Regarding the testimony, Midwest Generation spokesman Doug McFarlan said:
Late last year, environmental activists across the county hailed the adoption of new air emission rules by the U.S. EPA, which the agency said will save thousands of lives. Because of even stricter emission limits it agreed to with the Illinois EPA back in 2006, Midwest Generation has already achieved compliance with and, in fact, ahead of these rules for mercury and nitrogen oxide emissions, and will be undertaking work to meet future limits on sulfur dioxide emissions, or retire generating units that are not economical to retrofit.
As to the group’s allegation about coal ash, there is no — to use their words — “dumping of toxic coal ash,” period. Coal ash handling at all Midwest Generation facilities, whether it is trucked away to landfills or stored in lined ponds or a quarry permitted as a landfill, is done in strict accordance with state and federal regulations…The public is best served by responsible public policy which continues to use coal while protecting the public health, not by misguided anti-coal ideology that risks reliability and affordability of electricity and the health of our economy.

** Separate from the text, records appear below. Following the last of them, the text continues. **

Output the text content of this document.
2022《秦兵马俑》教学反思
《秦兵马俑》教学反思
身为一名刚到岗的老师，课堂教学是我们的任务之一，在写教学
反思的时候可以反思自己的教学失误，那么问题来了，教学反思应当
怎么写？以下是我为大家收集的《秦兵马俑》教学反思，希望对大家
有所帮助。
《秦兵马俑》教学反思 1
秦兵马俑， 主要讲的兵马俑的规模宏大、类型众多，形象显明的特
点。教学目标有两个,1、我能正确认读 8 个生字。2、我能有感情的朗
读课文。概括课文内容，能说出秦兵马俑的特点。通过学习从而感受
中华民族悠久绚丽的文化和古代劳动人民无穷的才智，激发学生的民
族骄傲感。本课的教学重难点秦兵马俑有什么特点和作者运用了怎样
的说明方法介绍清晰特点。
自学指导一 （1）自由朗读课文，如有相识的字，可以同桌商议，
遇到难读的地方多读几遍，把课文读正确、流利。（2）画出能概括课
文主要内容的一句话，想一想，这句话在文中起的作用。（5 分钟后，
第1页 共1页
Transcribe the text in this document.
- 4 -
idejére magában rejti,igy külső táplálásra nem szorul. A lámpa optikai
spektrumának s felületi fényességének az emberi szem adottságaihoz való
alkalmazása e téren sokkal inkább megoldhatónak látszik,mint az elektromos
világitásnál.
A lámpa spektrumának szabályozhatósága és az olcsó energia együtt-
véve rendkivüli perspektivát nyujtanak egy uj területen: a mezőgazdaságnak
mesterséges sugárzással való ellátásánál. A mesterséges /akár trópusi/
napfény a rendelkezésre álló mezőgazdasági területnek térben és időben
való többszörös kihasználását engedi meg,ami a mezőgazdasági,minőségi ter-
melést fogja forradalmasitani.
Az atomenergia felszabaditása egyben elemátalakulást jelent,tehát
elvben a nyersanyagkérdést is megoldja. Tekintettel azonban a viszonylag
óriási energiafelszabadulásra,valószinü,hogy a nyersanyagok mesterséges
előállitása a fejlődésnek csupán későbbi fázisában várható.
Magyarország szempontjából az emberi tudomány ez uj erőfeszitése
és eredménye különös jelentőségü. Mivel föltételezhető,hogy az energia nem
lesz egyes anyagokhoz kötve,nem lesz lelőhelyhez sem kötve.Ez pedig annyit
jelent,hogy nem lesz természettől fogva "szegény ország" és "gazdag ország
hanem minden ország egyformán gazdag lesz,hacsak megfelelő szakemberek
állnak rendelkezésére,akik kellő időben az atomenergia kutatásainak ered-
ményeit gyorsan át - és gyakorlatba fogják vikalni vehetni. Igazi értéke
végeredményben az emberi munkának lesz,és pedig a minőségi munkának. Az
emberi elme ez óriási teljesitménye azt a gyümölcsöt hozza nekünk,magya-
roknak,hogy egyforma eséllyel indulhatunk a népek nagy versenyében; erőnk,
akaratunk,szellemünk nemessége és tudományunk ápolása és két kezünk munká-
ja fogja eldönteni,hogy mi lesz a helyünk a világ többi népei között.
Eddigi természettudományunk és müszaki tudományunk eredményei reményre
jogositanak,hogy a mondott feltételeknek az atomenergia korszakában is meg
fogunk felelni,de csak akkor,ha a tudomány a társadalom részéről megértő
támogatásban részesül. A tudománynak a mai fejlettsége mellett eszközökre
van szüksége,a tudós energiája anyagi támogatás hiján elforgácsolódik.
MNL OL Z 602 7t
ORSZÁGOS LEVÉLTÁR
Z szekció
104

Midwest Generation has indicated to investors that it may close other plants in its Illinois fleet in the near future.
Greenpeace coal campaigner Kelly Mitchell, who served as one of the jurists in Joliet, said that in her experience international advocates often view the U.S. as “a laggard” on environmental and climate regulation and initiative, so it was rewarding to showcase Midwestern grassroots activism.
“Things like this are important to show the global community that there is a lot of action at the state and local levels, that a lot of local communities are very invested and are having victories like closing the Chicago plants,” said Mitchell, who made headlines for scaling the stack of the Fisk coal plant in Chicago last year.
“What the testimony also reinforced for me was that we can’t let these companies portray themselves as victims before the government and the public. Behind their actions are effects on actual human beings, and we have to make sure they are held responsible.”